Monday, March 31, 2014

2014.03.31 Who Loves a Donkey?

Well, that’s a good question. Donkeys are not the most glamorous animals, but they might be the most faithful. On many occasions in the Bible donkeys play a key role. Look up the biblical story of Balaam’s Ass about a donkey who knew better than his master did. (Book of Numbers, chapter 22) 

Horses are much more sexy of course—speedier and more graceful than the poor old dull-grey donkey. Still, the donkey carries heavy loads along often treacherous roads and does it with valorous grit.


In Christian story, the donkey carried a very pregnant Mary of Nazareth on its back, trekking from inn to inn, tirelessly seeking a place where Mary could give birth to Jesus. And again, it was a donkey who carried Mary, now cradling the infant Jesus, from Bethlehem back to their hometown Nazareth to comply with the census regulations for taxation. Joseph led the donkey who followed with trust. And Palm Sunday, often called triumphal, featured a donkey carrying Jesus through the Golden Gate, also called “Beautiful”,  into Jerusalem to face trial and execution. No one suspected such an outcome—except Jesus, and perhaps the devoted donkey.

But who really loves a donkey?

I know one lovely woman who would. She is my second daughter Jill. Today is her birthday. She would love and care for the donkey, maybe even before the people. An attorney by profession, Jill would represent animals pro bono if the need arose. Since childhood, she’s been as faithful to her passion for animal life as the donkey has been to its role as the carrier of burdens.  But do animals love back?  Jill tells me they do in their own ways—through grace by faith. (Jill, in consultation with her horse, Smokin' Gun)

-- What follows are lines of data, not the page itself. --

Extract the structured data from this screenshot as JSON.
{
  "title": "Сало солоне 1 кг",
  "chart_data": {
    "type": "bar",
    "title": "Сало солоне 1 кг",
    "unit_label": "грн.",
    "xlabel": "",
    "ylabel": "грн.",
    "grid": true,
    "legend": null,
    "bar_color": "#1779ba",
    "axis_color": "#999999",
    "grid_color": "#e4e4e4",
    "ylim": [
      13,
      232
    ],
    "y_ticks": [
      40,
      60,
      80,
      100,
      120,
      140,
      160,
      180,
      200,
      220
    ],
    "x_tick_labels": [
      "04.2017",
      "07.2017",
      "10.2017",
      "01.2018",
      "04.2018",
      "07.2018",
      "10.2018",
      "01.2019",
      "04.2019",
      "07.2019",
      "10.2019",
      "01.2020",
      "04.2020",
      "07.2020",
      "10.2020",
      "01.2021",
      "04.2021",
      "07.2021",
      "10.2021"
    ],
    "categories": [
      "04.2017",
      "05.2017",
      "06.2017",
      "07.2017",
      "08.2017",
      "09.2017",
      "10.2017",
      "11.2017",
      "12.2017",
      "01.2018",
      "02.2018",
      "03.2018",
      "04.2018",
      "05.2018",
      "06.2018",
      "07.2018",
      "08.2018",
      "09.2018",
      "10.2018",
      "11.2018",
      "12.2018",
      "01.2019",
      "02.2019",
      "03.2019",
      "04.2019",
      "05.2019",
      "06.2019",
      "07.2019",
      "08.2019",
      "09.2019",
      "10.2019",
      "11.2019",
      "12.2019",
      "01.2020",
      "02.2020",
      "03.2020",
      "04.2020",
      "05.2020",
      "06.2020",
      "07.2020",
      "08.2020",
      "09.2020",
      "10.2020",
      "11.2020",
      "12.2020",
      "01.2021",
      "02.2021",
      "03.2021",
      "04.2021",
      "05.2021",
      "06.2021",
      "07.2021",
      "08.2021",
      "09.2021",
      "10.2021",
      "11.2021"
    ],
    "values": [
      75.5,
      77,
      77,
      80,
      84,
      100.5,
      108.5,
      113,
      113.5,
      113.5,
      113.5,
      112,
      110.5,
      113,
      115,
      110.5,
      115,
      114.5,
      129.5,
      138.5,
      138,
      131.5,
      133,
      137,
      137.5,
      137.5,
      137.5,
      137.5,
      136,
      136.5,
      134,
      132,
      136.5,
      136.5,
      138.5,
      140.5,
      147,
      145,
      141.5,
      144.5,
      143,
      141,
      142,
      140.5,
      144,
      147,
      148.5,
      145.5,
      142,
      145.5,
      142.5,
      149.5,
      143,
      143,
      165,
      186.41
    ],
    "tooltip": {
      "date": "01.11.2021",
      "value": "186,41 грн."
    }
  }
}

 The Poet Thinks About the Donkey
    by Mary Oliver

On the outskirts of Jerusalem
the donkey waited.
Not especially brave, or filled with understanding,
he stood and waited.

How horses, turned out into the meadow,
leap with delight!
How doves, released from their cages,
clatter away, splashed with sunlight.

But the donkey, tied to a tree as usual, waited.
Then he let himself be led away.
Then he let the stranger mount.

Never had he seen such crowds!
And I wonder if he at all imagined what was to happen.
Still, he was what he had always been: small, dark, obedient.

I hope, finally, he felt brave.
I hope, finally, he loved the man who rode so lightly upon him,
as he lifted one dusty hoof and stepped, as he had to, forward.